Ho Chi Minh City University of Medicine and Pharmacy
- Type: Public
- Established: 1947
- Rector: Prof. Trần Diệp Tuấn MD, Ph.D
- Location: Ho Chi Minh City, Vietnam
- Campus: Urban;
- Website: ump.edu.vn

= Ho Chi Minh City University of Medicine and Pharmacy =

Medical school in Vietnam

The Ho Chi Minh City University of Medicine and Pharmacy is a public medical university located in Ho Chi Minh City, Vietnam.

==Academics==
The university has three campuses, four faculties, and a teaching hospital. The schools are upgraded from the former identically named faculties.

===Schools and faculties===

| Names | Address |
|---|---|
| School of Medicine (Main Campus) | 217 Hồng Bàng Boulevard, Ward 11, District 5 |
| School of Pharmacy | 41-43 Đinh Tiên Hoàng, Bến Nghé, District 1 |
| School of Nursing and Medical Technology | 201 Nguyễn Chí Thanh, Ward 12, District 5 |
| Faculty of Basic Sciences | 2A Phù Đổng Thiên Vương, Ward 11, District 5 |
| Faculty of Odonto-Stomatology | 652 Nguyễn Trãi, Ward 11, District 5 |
| Faculty of Public Health | 159 Hưng Phú, Hưng Phú Ward, District 8 |
| Faculty of Traditional Medicine | 221B Hoàng Văn Thụ, Ward 8, Phú Nhuận District |

===Hospital===

| Branch | Address |
|---|---|
| 1 (Main Branch) | 215 Hồng Bàng Boulevard, Ward 11, District 5 |
| 2 | 201 Nguyễn Chí Thanh, Ward 12, District 5 |
| 3 | 221B Hoàng Văn Thụ, Ward 8, Phú Nhuận District |

==History==
The university was initially a medical school within the University of Saigon (a university in the Republic of Vietnam period, not to be confused with the modern-day Saigon University). It was established in 1947 with Professor C. Massias serving as the principal during the period of French Indochina. It was located on the site of the historic Khải Tường Pagoda, originally at 28 Testardi Street, later renamed Trần Quý Cáp Street in District 3, Ho Chi Minh Cit, during the South Vietnam era. The site is now home to the War Remnants Museum on Võ Văn Tần Street. On August 31, 1961, under the Republic of Vietnam government, the school was divided into two institutions: Saigon College of Medicine and Saigon College of Pharmacy. In 1964, the Saigon College of Dentistry was established, branching off from the medical school.

In 1976, after the Vietnam War, the three schools were merged and renamed to Ho Chi Minh City University of Medicine and Pharmacy under the authority of the Communist Party of Vietnam. The initial headquarters consisted of two floors that housed offices, a library, a lecture room, and three adjacent buildings that were used for educational purposes.
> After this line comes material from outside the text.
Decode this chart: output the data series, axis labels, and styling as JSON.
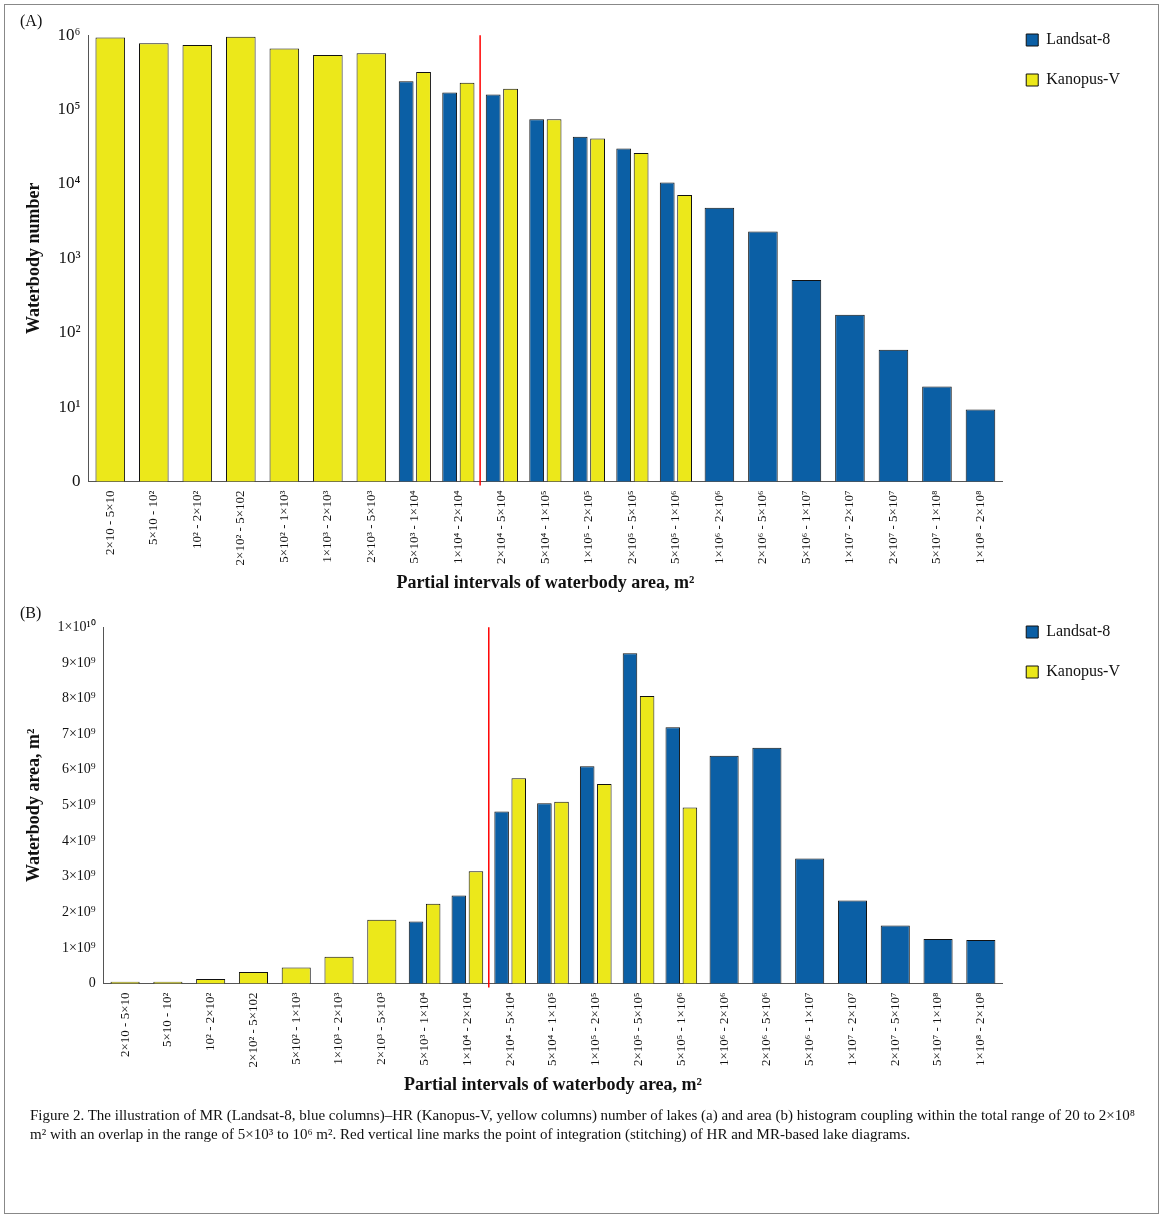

The learning facilities for fundamental sciences and medicine were situated at various locations throughout Ho Chi Minh City. These included the Pasteur Institute for the study of parasitic microorganisms, the Human Body Institute for Anatomy, and the Saigon Hospital for Chemistry. The Human Body Institute facilitated learning in histology, physiology, pathology, and anatomy. The students of Medicine and Pharmacy studied at the main facility until 1961, when the Faculty of Pharmacy relocated to "Nam Ky Khoi Nghia Street."

On November 16, 1966, the school moved to the Medicine Learning Centre on Hong Bang Street in District 5. This facility, equipped with modern amenities, has served as an educational venue for medical and dental students. The centre includes a main auditorium with 500 seats, three additional 300-seat auditoriums, a library, and laboratory facilities.

On October 27, 1976, the government reorganised the schools at Saigon University Institute to create eight schools, which included the University of Medicine and Pharmacy at Ho Chi Minh City. Its new name, though not explicitly mentioning the dental school, has been officially used since 1976.

After the year 1990, the university and the Ministry of Health established additional faculties and one hospital, listed below:
- 1994: Faculty of Fundamental Sciences
- 1998: Faculty of Traditional Medicine and Faculty of Medical Technology and Rehabilitation (original name: Medicine Technique and Convalescent Faculty)
- 1999: Faculty of Public Health
- 2000: University Medical Centre

==Managing board==
- Chairman: Professor, Trần Diệp Tuấn, M.D., Ph.D.
- Acting Rector: Associate Professor, Ngô Quốc Đạt, M.D., Ph.D.